Coal ports push forward
Plans for a coal port at Longview received a boost Wednesday morning with the start of an environmental impact statement. The state Department of Ecology and Cowlitz County said the most detailed study will be of local environmental and health issues, but some attention will be paid to the statewide effects of increased pollution, including from climate-changing greenhouse gases. The study of global warming contributions was enough to provide some cheer to environmentalists opposed to sending coal to China. Ambre Energy, owner of the proposed Millennium terminal in Longview, has also received an Oregon state water-quality permit for a coal port it wants to build in Boardman. Crosscut's Floyd McKay reports on the developments here. — J.C.
A landscape architect's ideas for redesigning the Pike-Pine corridor could transform the central downtown. The Seattle Times reports that tall shrubs would eventually be gone from east-west streets to ensure views, a retail corridor would be created and sidewalks would become uniform. What, no crazy patchwork of differing overhangs? The plan was created for the Downtown Seattle Association. The city planning department has already accepted most of the ideas, developed by Shannon Nichol of Gustafson Guthrie Nichol. Oh, and before activists start chaining themselves to any existing shrubs, Times writer Sanjay Bhatt notes that the city would continue to plant trees on north-south streets. (This item has been updated since it first appeared.) — J.C.
$15 freight train
A strong majority of Seattle voters are in favor of a $15 minimum wage, according to a newly reported poll. The Stranger’s Slog says the poll, which was conducted by EMC Research in January, found that the 68 percent of likely voters supported a minimum wage hike. There are strong feelings among many of the supporters, too: 35 percent of those surveyed said they “strongly support” the proposal; 14 percent “strongly oppose.” The Stranger's Goldy notes that the measure wins support with every demographic, except Republicans (yes, there are some in Seattle). Update 5:12 p.m.: The poll was apparently conducted on behalf of supporters of a higher wage. — M.C.
Look who's ridesharing
Spotted Wednesday afternoon outside City Hall at a Lyft rally sporting a fuzzy, pink mustache on his jacket: savvy public affairs strategist (and former Ed Murray campaign consultant) Sandeep Kaushik. He stood by as the rideshare app's cofounder, John Zimmer, took questions from reporters. Kaushik, asked if he is working with the company, said yes. A city council committee could vote Friday on a package of rules that restricts the number of rideshare drivers allowed to operate in Seattle.
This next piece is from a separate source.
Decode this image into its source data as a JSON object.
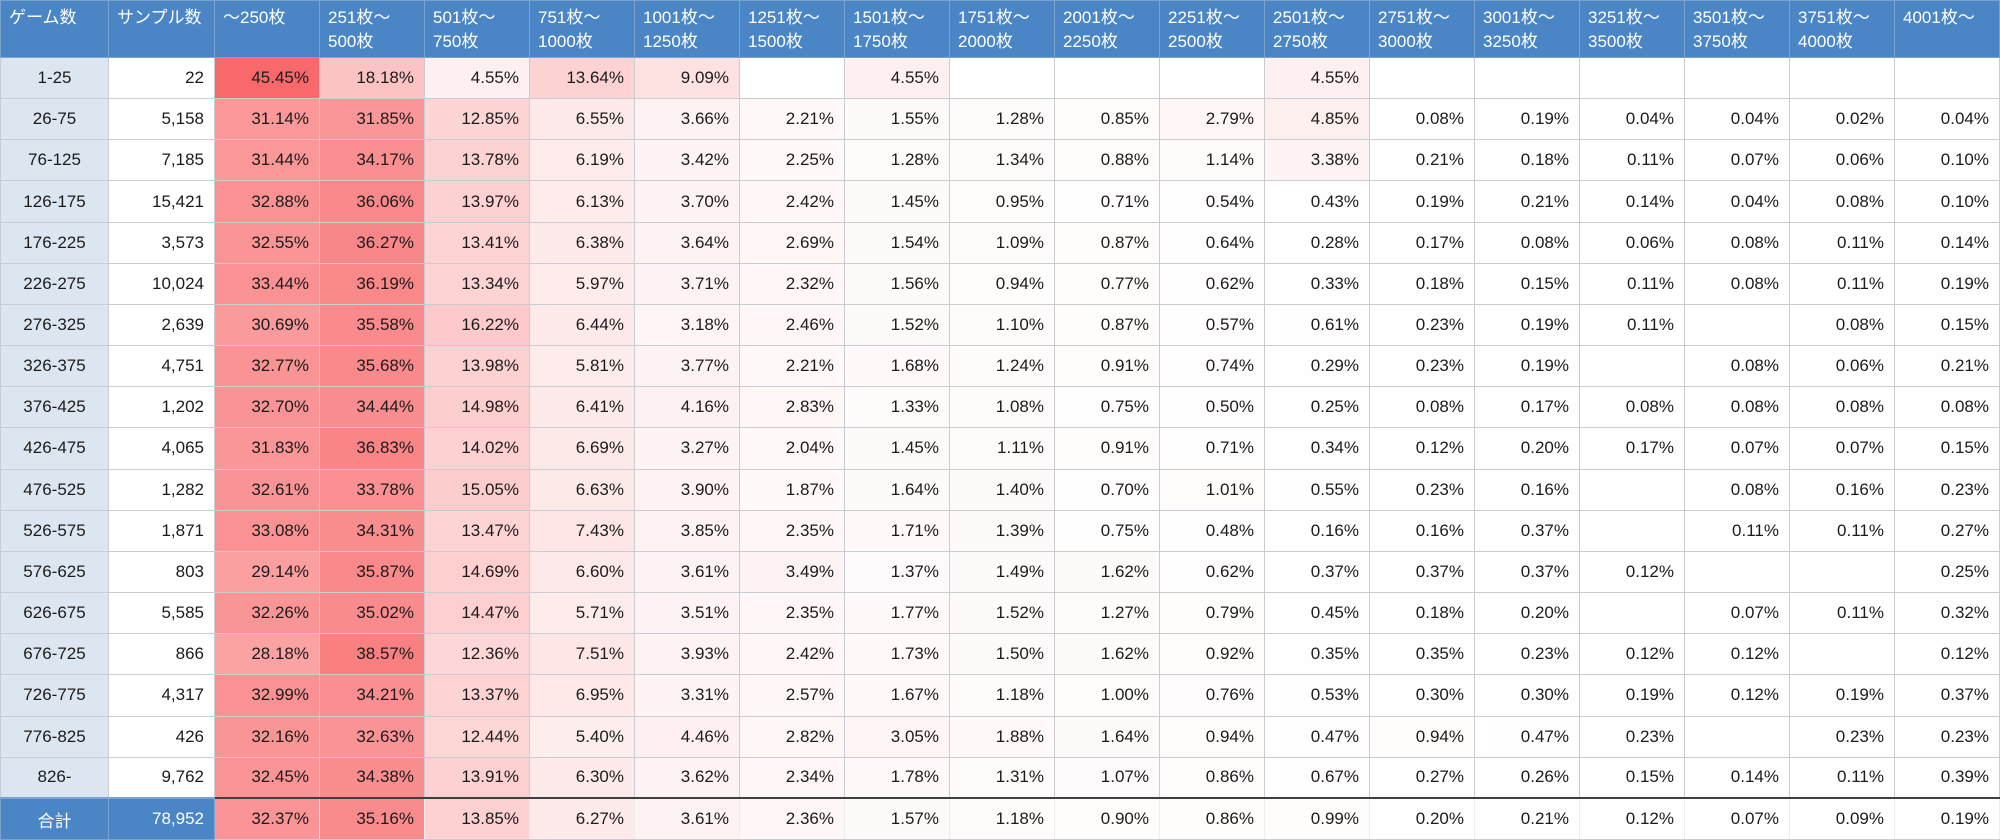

Lyft and other ridershare companies oppose limits. — B.L.
Construction workers found what is believed to be a tusk from an Ice Age mammoth while working at a site in South Lake Union Tuesday. A Transit Plumbing employee discovered the tusk while the company was working on a private project. According to The Seattle Times, since the tusk was found on private property, it’s up to the landowner to decide what to do with it. However, paleontologists at the Burke Museum have offered to excavate the tusk and provide scientists to study it. Christian Sidor, curator of vertebrate paleontology, calls this a “rare opportunity to directly study Seattle’s ancient natural history.” — M.C.
Joe Wells with the tusk he found/Jeff Estep photo courtesy of Transit Plumbing
Bellevue arts boost?
The long-discussed Tateuchi Center for performing arts in downtown Bellevue could get a boost from city government. According to the Bellevue Reporter, the City Council is considering whether to become a partner in the development. And, yes, partnership could include city funds. Councilmember Kevin Wallace says voters should have a say on that. — J.C.